See Definition.hs of the SuppliersPartsDB for a way to do this properly.

assign against a newly defined relvar initializes it in the file system, and will create a file relative to the directory the interpreter is run from.

*Database.HaskRel.RDBMS> pt baz
┌─────────────┬────────────────┐
│ asdf :: Int │ qwer :: String │
╞═════════════╪════════════════╡
└─────────────┴────────────────┘
*Database.HaskRel.RDBMS> insert baz foo
Inserted 2 of 2 tuples into baz.rv
*Database.HaskRel.RDBMS> pt baz
┌─────────────┬────────────────┐
│ asdf :: Int │ qwer :: String │
╞═════════════╪════════════════╡
│ 10          │ foo            │
│ 20          │ bar            │
└─────────────┴────────────────┘
*Database.HaskRel.RDBMS> insert baz ( relation [rTuple ((Label::Label "asdf") .=. 30, (Label::Label "qwer") .=. "frotz")] )
Inserted 1 of 1 tuples into baz.rv
*Database.HaskRel.RDBMS> pt baz
┌─────────────┬────────────────┐
│ asdf :: Int │ qwer :: String │
╞═════════════╪════════════════╡
│ 10          │ foo            │
│ 20          │ bar            │
│ 30          │ frotz          │
└─────────────┴────────────────┘

Concise expression of updates require a set of language extensions (this in addition to DataKinds, which this module enables by default):

*Database.HaskRel.RDBMS> :set -XQuasiQuotes -XKindSignatures -XViewPatterns
*Database.HaskRel.RDBMS> update baz (\ [pun|asdf|] -> asdf > 15 ) (\ [pun|qwer|] -> case (qwer ++ "-new") of (qwer) -> [pun|qwer|])
Updated 2 of 3 tuples in baz.rv
*Database.HaskRel.RDBMS> pt baz
┌─────────────┬────────────────┐
│ asdf :: Int │ qwer :: String │
╞═════════════╪════════════════╡
│ 10          │ foo            │
│ 20          │ bar-new        │
│ 30          │ frotz-new      │
└─────────────┴────────────────┘

All functions of the relational algebra that HaskRel implement work against both relation constants and relvars, as do the print functions p and pt:

*Database.HaskRel.RDBMS> p$ baz `nJoin` bar
┌──────┬───────────┬──────┐
│ asdf │ qwer      │ zxcv │
╞══════╪═══════════╪══════╡
│ 10   │ foo       │ one  │
│ 30   │ frotz-new │ two  │
└──────┴───────────┴──────┘

Contributions

While contributions to HaskRel itself would be great, the limiting factors for HaskRel to develop further, let alone be usable, is in its foundations. The most interesting work that could be done with HaskRel is to go through it and find points where Haskell or its ecosystem could be improved to the benefit of both HaskRel and other projects, and focus development efforts on that. The two most important libraries that HaskRel builds on are HList and Data.Set; efforts towards improving them or arguments towards replacing them would be beneficial.

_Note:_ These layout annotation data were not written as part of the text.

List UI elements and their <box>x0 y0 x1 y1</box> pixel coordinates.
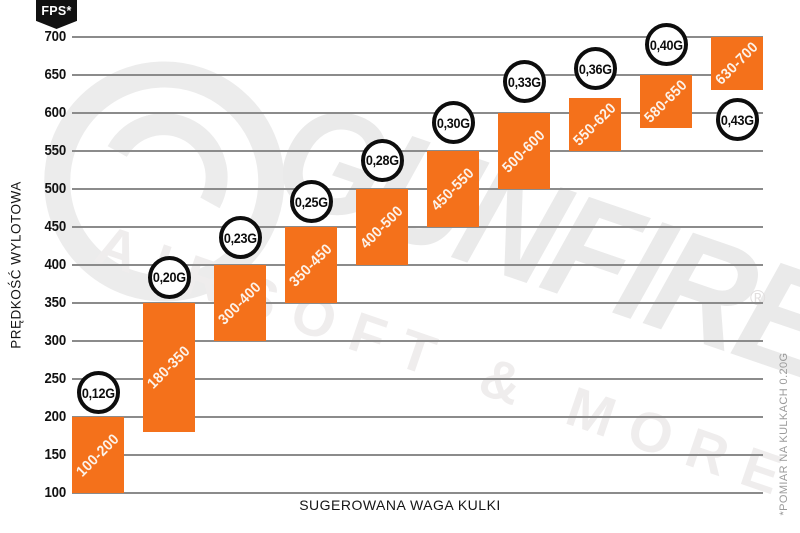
bar-180-350: 180-350 <box>143 303 195 433</box>
y-axis-title: PRĘDKOŚĆ WYLOTOWA <box>8 181 24 349</box>
weight-badge-label: 0,28G <box>365 152 399 169</box>
y-tick-label-550: 550 <box>44 142 66 159</box>
bar-range-label: 400-500 <box>357 202 407 252</box>
bar-range-label: 100-200 <box>73 430 123 480</box>
bar-range-label: 580-650 <box>641 76 691 127</box>
weight-badge-label: 0,43G <box>720 111 754 128</box>
weight-badge-label: 0,12G <box>81 384 115 401</box>
weight-badge-label: 0,33G <box>507 73 541 90</box>
bar-500-600: 500-600 <box>498 113 550 189</box>
bar-450-550: 450-550 <box>427 151 479 227</box>
weight-badge-012g: 0,12G <box>76 371 120 415</box>
gridline-550 <box>72 150 763 152</box>
bar-580-650: 580-650 <box>640 75 692 129</box>
weight-badge-label: 0,23G <box>223 229 257 246</box>
x-axis-title: SUGEROWANA WAGA KULKI <box>299 497 501 513</box>
weight-badge-030g: 0,30G <box>431 101 475 145</box>
gridline-250 <box>72 378 763 380</box>
bar-350-450: 350-450 <box>285 227 337 303</box>
bar-range-label: 180-350 <box>144 342 194 393</box>
bar-630-700: 630-700 <box>711 37 763 91</box>
y-tick-label-400: 400 <box>44 256 66 273</box>
y-tick-label-350: 350 <box>44 294 66 311</box>
gridline-600 <box>72 112 763 114</box>
gridline-700 <box>72 36 763 38</box>
y-tick-label-600: 600 <box>44 104 66 121</box>
footnote-measurement-note: *POMIAR NA KULKACH 0.20G <box>778 352 790 516</box>
bar-range-label: 350-450 <box>286 240 336 290</box>
weight-badge-label: 0,20G <box>152 269 186 286</box>
weight-badge-036g: 0,36G <box>573 47 617 91</box>
bar-100-200: 100-200 <box>72 417 124 493</box>
y-tick-label-100: 100 <box>44 484 66 501</box>
weight-badge-040g: 0,40G <box>644 23 688 67</box>
weight-badge-025g: 0,25G <box>289 180 333 224</box>
bar-550-620: 550-620 <box>569 97 621 151</box>
y-tick-label-450: 450 <box>44 218 66 235</box>
bar-300-400: 300-400 <box>214 265 266 341</box>
bar-range-label: 550-620 <box>570 99 620 150</box>
gridline-350 <box>72 302 763 304</box>
y-tick-label-250: 250 <box>44 370 66 387</box>
gridline-100 <box>72 492 763 494</box>
weight-badge-033g: 0,33G <box>502 60 546 104</box>
registered-trademark-icon: ® <box>750 287 766 310</box>
gridline-300 <box>72 340 763 342</box>
gridline-150 <box>72 454 763 456</box>
y-tick-label-200: 200 <box>44 408 66 425</box>
weight-badge-023g: 0,23G <box>218 216 262 260</box>
y-tick-label-500: 500 <box>44 180 66 197</box>
weight-badge-label: 0,30G <box>436 114 470 131</box>
weight-badge-label: 0,36G <box>578 60 612 77</box>
bar-400-500: 400-500 <box>356 189 408 265</box>
bar-range-label: 300-400 <box>215 278 265 328</box>
gridline-500 <box>72 188 763 190</box>
y-tick-label-700: 700 <box>44 28 66 45</box>
weight-badge-020g: 0,20G <box>147 255 191 299</box>
gridline-650 <box>72 74 763 76</box>
gridline-400 <box>72 264 763 266</box>
weight-badge-label: 0,40G <box>649 36 683 53</box>
weight-badge-label: 0,25G <box>294 193 328 210</box>
y-tick-label-150: 150 <box>44 446 66 463</box>
weight-badge-028g: 0,28G <box>360 138 404 182</box>
y-tick-label-650: 650 <box>44 66 66 83</box>
bar-range-label: 500-600 <box>499 126 549 176</box>
bar-range-label: 630-700 <box>712 38 762 89</box>
gridline-450 <box>72 226 763 228</box>
gridline-200 <box>72 416 763 418</box>
weight-badge-043g: 0,43G <box>715 98 759 142</box>
bar-range-label: 450-550 <box>428 164 478 214</box>
y-tick-label-300: 300 <box>44 332 66 349</box>
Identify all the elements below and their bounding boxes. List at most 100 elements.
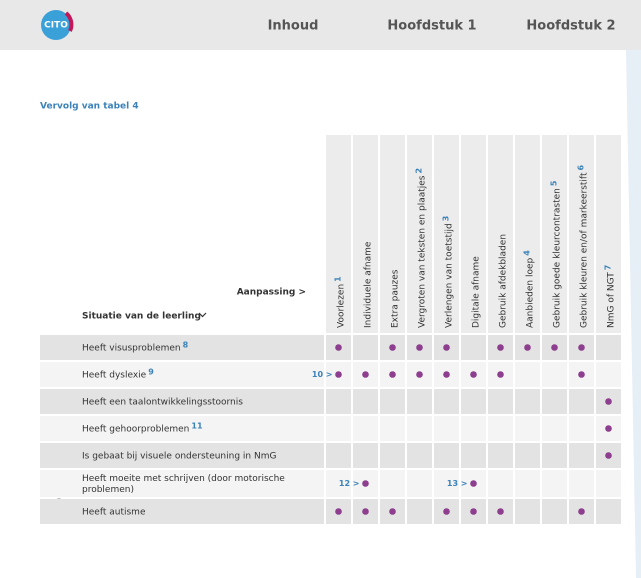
row-label-text: Heeft gehoorproblemen [82,424,189,434]
row-label-text: Heeft een taalontwikkelingsstoornis [82,397,243,407]
row-label-cell [40,335,324,360]
dot [335,508,342,515]
cell [515,499,540,524]
cell [461,389,486,414]
row-label-text: problemen) [82,485,134,495]
cell [569,389,594,414]
row-label-cell [40,389,324,414]
column-note: 1 [333,276,342,282]
column-label: Digitale afname [471,256,481,328]
logo[interactable] [41,10,71,40]
cell [434,416,459,441]
column-label-text: Voorlezen [336,284,346,328]
row-label-cell [40,362,324,387]
caption: Vervolg van tabel 4 [40,102,139,112]
dot [578,508,585,515]
nav-item[interactable]: Hoofdstuk 1 [387,19,476,34]
nav-item[interactable]: Inhoud [268,19,319,34]
dot [605,398,612,405]
dot [578,344,585,351]
row-label: Heeft gehoorproblemen 11 [82,421,203,434]
cell [488,389,513,414]
column-label: NmG of NGT7 [603,265,616,328]
cell [353,443,378,468]
dot [389,508,396,515]
column-header [515,135,540,333]
cell [326,389,351,414]
cell [407,416,432,441]
row-label-text: Is gebaat bij visuele ondersteuning in N… [82,451,276,461]
dot [389,344,396,351]
column-header [488,135,513,333]
dot [605,452,612,459]
column-label-text: Aanbieden loep [525,258,535,328]
logo-accent [64,11,74,32]
cell [488,416,513,441]
row-note: 8 [183,340,189,349]
column-header [434,135,459,333]
row-label-cell [40,443,324,468]
column-note: 6 [576,165,585,171]
column-note: 5 [549,180,558,186]
cell [515,389,540,414]
cell [461,335,486,360]
dot [443,371,450,378]
cell [569,443,594,468]
row-label-text: Heeft moeite met schrijven (door motoris… [82,474,285,484]
dot [497,508,504,515]
row-label: Heeft visusproblemen 8 [82,340,189,353]
dot [524,344,531,351]
cell [569,470,594,497]
cell [353,416,378,441]
cell [434,389,459,414]
cell-note: 12 > [339,479,360,488]
column-label-text: Gebruik afdekbladen [498,234,508,328]
column-label: Individuele afname [363,241,373,328]
nav-item[interactable]: Hoofdstuk 2 [526,19,615,34]
column-header [461,135,486,333]
cell [542,470,567,497]
side-decoration [626,50,641,578]
row-label-text: Heeft autisme [82,507,146,517]
cell [380,389,405,414]
dot [470,508,477,515]
cell [569,416,594,441]
column-note: 3 [441,216,450,222]
column-header [407,135,432,333]
cell [542,362,567,387]
cell-note: 10 > [312,370,333,379]
dot [416,344,423,351]
column-header [326,135,351,333]
dot [362,508,369,515]
cell [542,443,567,468]
row-label: Heeft moeite met schrijven (door motoris… [82,474,285,484]
column-label-text: Verlengen van toetstijd [444,223,454,328]
cell [542,499,567,524]
column-note: 2 [414,168,423,174]
row-label-text: Heeft visusproblemen [82,343,181,353]
cell [542,389,567,414]
dot [578,371,585,378]
cell [596,335,621,360]
column-label-text: Gebruik goede kleurcontrasten [552,188,562,328]
dot [389,371,396,378]
cell [515,470,540,497]
cell [407,443,432,468]
column-label: Vergroten van teksten en plaatjes2 [414,168,427,328]
row-label-text: Heeft dyslexie [82,370,147,380]
row-label-cell [40,416,324,441]
cell [407,470,432,497]
cell [542,416,567,441]
sort-chevron[interactable] [198,312,207,318]
row-label: problemen) [82,485,134,495]
row-note: 9 [148,367,154,376]
dot [551,344,558,351]
cell [380,443,405,468]
cell [326,470,351,497]
column-label-text: NmG of NGT [606,272,616,328]
dot [362,480,369,487]
dot [497,344,504,351]
row-label: Heeft autisme [82,507,146,517]
logo-text: CITO [44,21,68,31]
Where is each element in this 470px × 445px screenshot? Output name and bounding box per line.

Making HaskRel usable for practical purposes is not on the horizon, but it may be possible to improve it further towards being a demonstrator of the relational model. A list of "things Haskell/GHC needs in order to qualify as a first class RDBMS" would also be a fun list to have, even if there isn't a chance of it happening.